Yatakta sağ tarafa dönerek yorganı biraz üstüne çekti ve mırıldandı."Okyanus ne demiş Şebnem Gürsoy: Bu hayattaki en hakiki mürşit uykudur." Yok artık Kaçak Gelinler izliyor olamazdı. "Sen Kaçak Gelinler mi izliyorsun?"

"Nil ve Ezgi deli gibi izliyordu" dedi gayet uykulu ve bıkkın bir sesle. Onu yine umursamayarak.

"Orkun uyan... Bak bebeğimiz doğduğu zaman senin baban çok uykucu derim ve seni kötülerim... Bak yaparım bunu... Orkun uyansana."

"Aşkım sabah sabah beni rüyanda mı gördün."

"Evet. Hadi kalk artık. Allah için kalk. Bak gerçekten sıkılıyoruz."

Çevik bir hareketle bana döndü ve beni kendine çekti. Sırt üstü bir şekilde onun bedenine çarptığımda bacaklarım istemsiz bir şekilde yukarı doğru kalktı. Kafam tam boyun girintisinde olduğu için nefes alışlarını çok net bir şekilde duyabiliyordum ve bu heyecanlanmama neden oluyordu. "Eğer şu an karnında çok tatlı ve masum bir bebek olmasaydı sana çok şeyler yapabilirdim" dedi.

Gözlerim kocaman açılsada o bunu fark etmeden "yaşasın minik bebek" dedim çoşkuyla ve üstünden kalkarak karşısına dikildim. Beni arsızca süzülünce gözlerimi devirerek odadan çıktım. Mutfağa geçtim ve kahvaltı için birşeyler hazırladım. Kahvaltımızı ettikten sonra "bu gün Nil, Ezgi ,Ecem ve ben tümgün dışarıdayız."

"Neden?."

"Bebeğim 4 gün sonra evleniyoruz."

"Anladım. Bir soru daha sorabilir miyim?."

"Evet."

"Ben Çağla'yı alırsın sanmıştım. Ecem niye?"

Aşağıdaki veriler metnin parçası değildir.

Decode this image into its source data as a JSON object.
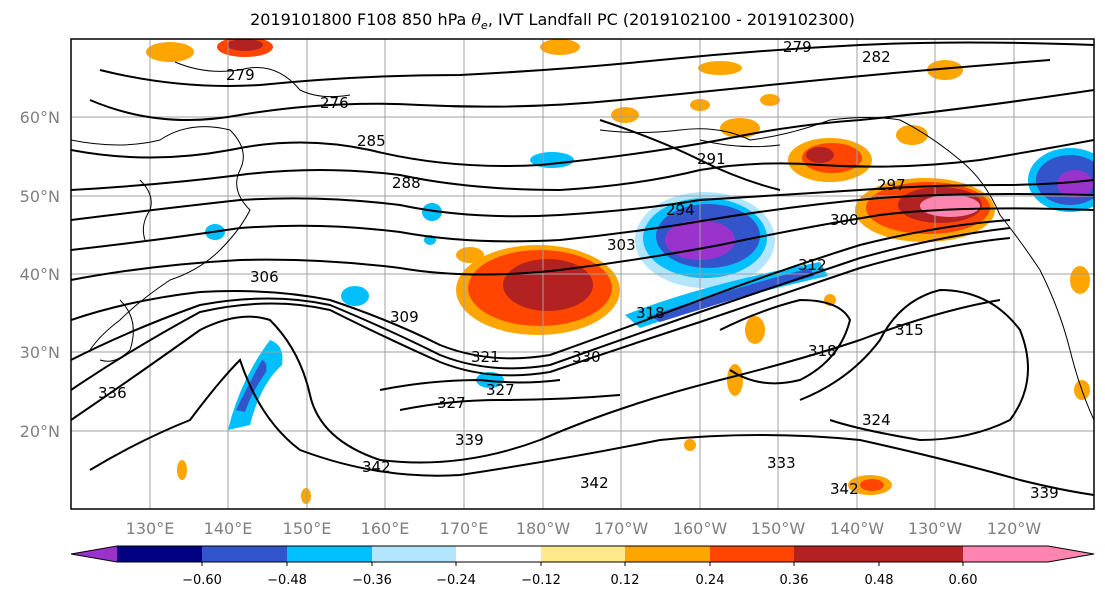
{
  "title": {
    "prefix": "2019101800 F108 850 hPa ",
    "theta_symbol": "θ",
    "theta_subscript": "e",
    "suffix": ", IVT Landfall PC (2019102100 - 2019102300)"
  },
  "lat_labels": [
    "60°N",
    "50°N",
    "40°N",
    "30°N",
    "20°N"
  ],
  "lon_labels": [
    "130°E",
    "140°E",
    "150°E",
    "160°E",
    "170°E",
    "180°W",
    "170°W",
    "160°W",
    "150°W",
    "140°W",
    "130°W",
    "120°W"
  ],
  "colorbar": {
    "colors": [
      "#9933cc",
      "#000080",
      "#3355cc",
      "#00bfff",
      "#b3e5ff",
      "#ffffff",
      "#ffe98a",
      "#ffa500",
      "#ff4500",
      "#b22222",
      "#ff85b0"
    ],
    "tick_labels": [
      "−0.60",
      "−0.48",
      "−0.36",
      "−0.24",
      "−0.12",
      "0.12",
      "0.24",
      "0.36",
      "0.48",
      "0.60"
    ]
  },
  "contour_labels": [
    "279",
    "282",
    "279",
    "276",
    "285",
    "288",
    "291",
    "294",
    "297",
    "300",
    "303",
    "306",
    "309",
    "312",
    "315",
    "318",
    "318",
    "321",
    "324",
    "327",
    "327",
    "330",
    "333",
    "336",
    "339",
    "339",
    "342",
    "342",
    "342"
  ]
}
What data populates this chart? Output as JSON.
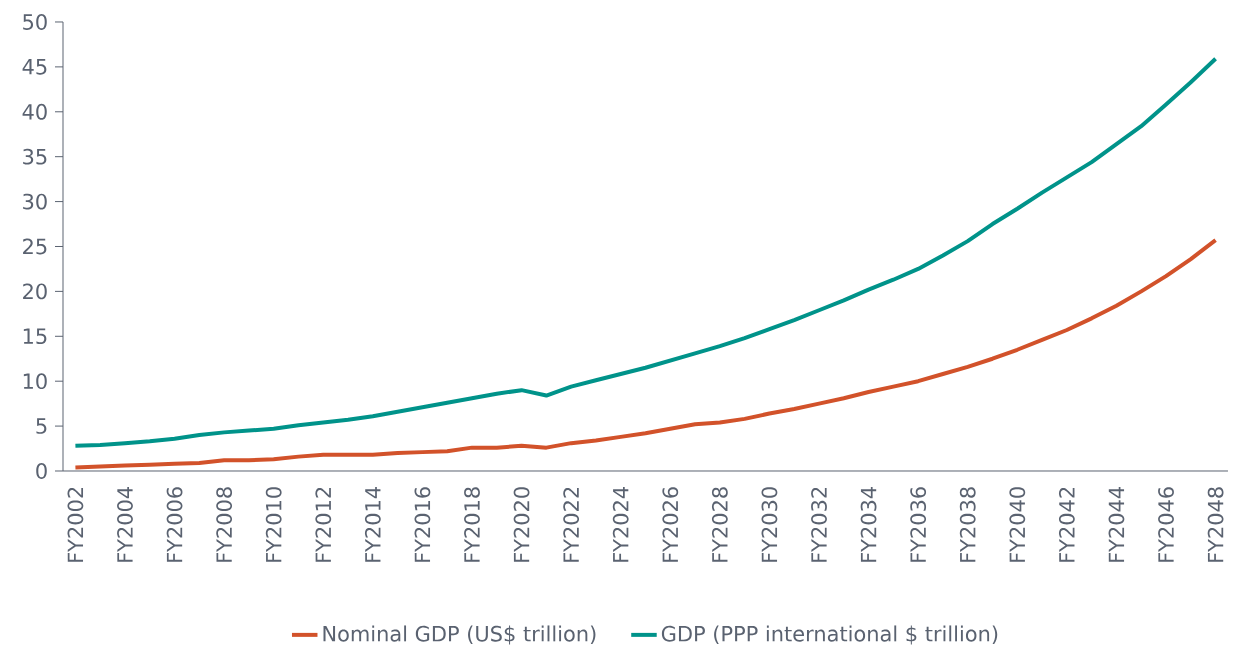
{
  "chart_data": {
    "type": "line",
    "categories": [
      "FY2002",
      null,
      "FY2004",
      null,
      "FY2006",
      null,
      "FY2008",
      null,
      "FY2010",
      null,
      "FY2012",
      null,
      "FY2014",
      null,
      "FY2016",
      null,
      "FY2018",
      null,
      "FY2020",
      null,
      "FY2022",
      null,
      "FY2024",
      null,
      "FY2026",
      null,
      "FY2028",
      null,
      "FY2030",
      null,
      "FY2032",
      null,
      "FY2034",
      null,
      "FY2036",
      null,
      "FY2038",
      null,
      "FY2040",
      null,
      "FY2042",
      null,
      "FY2044",
      null,
      "FY2046",
      null,
      "FY2048"
    ],
    "series": [
      {
        "name": "Nominal GDP (US$ trillion)",
        "color": "#d2522a",
        "values": [
          0.4,
          0.5,
          0.6,
          0.7,
          0.8,
          0.9,
          1.2,
          1.2,
          1.3,
          1.6,
          1.8,
          1.8,
          1.8,
          2.0,
          2.1,
          2.2,
          2.6,
          2.6,
          2.8,
          2.6,
          3.1,
          3.4,
          3.8,
          4.2,
          4.7,
          5.2,
          5.4,
          5.8,
          6.4,
          6.9,
          7.5,
          8.1,
          8.8,
          9.4,
          10.0,
          10.8,
          11.6,
          12.5,
          13.5,
          14.6,
          15.7,
          17.0,
          18.4,
          20.0,
          21.7,
          23.6,
          25.7
        ]
      },
      {
        "name": "GDP (PPP international $ trillion)",
        "color": "#00938a",
        "values": [
          2.8,
          2.9,
          3.1,
          3.3,
          3.6,
          4.0,
          4.3,
          4.5,
          4.7,
          5.1,
          5.4,
          5.7,
          6.1,
          6.6,
          7.1,
          7.6,
          8.1,
          8.6,
          9.0,
          8.4,
          9.4,
          10.1,
          10.8,
          11.5,
          12.3,
          13.1,
          13.9,
          14.8,
          15.8,
          16.8,
          17.9,
          19.0,
          20.2,
          21.3,
          22.5,
          24.0,
          25.6,
          27.5,
          29.2,
          31.0,
          32.7,
          34.4,
          36.4,
          38.4,
          40.8,
          43.3,
          45.9
        ]
      }
    ],
    "ylim": [
      0,
      50
    ],
    "yticks": [
      0,
      5,
      10,
      15,
      20,
      25,
      30,
      35,
      40,
      45,
      50
    ],
    "grid": false,
    "legend": "bottom",
    "marker": "none",
    "line_style": "solid"
  }
}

"Aslında dün Çağla'yı aradım, ona teklif ettim ama o istemedi. Başka zaman gönlünü alırım dedi."

"Hala neden Ecem?"

"Ben artık Ecem'e inanıyorum. Dün gördüğüm o manzaradan sonra yalan söylemediğine emin oldum."

"Tamam güzelim siz çıkın." ona gülümseyerek cevap verdim. "Siz ne yapacaksınız?"

"Belki siz dışarıdayken bekarlığa veda partisini falan konuşuruz."

"Yok sana bekarlığa veda partisi falan. Ben biliyorum sonra olanları. Kızın biri iki gün sonra çıkıp 'ben hamileyim' diyor. Yemin ederim katil olurum." Diye cırladım.

Gülümseyerek dudaklarıma bir öpücük kondurdu.

"Sen hiç merak etme güzelim. Dişi sinek bile olmayacak."

"Berk eden insan evladı orada olacaksa biri zor." Gülümseyerek beni arkasında bıraktı ve yukarıya çıkıp giyindi. Kısa bir süre sonra da aşşağıya indi.

***

Kızlarla buluştuktan sonra Ecem'in tavsiyesi üzerine gelinlik bakmaya Fatih'e gitti. Onlarca mağaza girdik ama hiç bir gelinlik içime sinmemişti. Ben bana özel bir şey olmasını istiyordum. Ben önden yürürken arkamdan kimsenin gelmediği fark ettim. Hepsi eğilmiş nefes almaya çalışıyordu. Ezgi nefes nefese konuştu. "Kızım sen hamile değil misin? Biraz yavaş."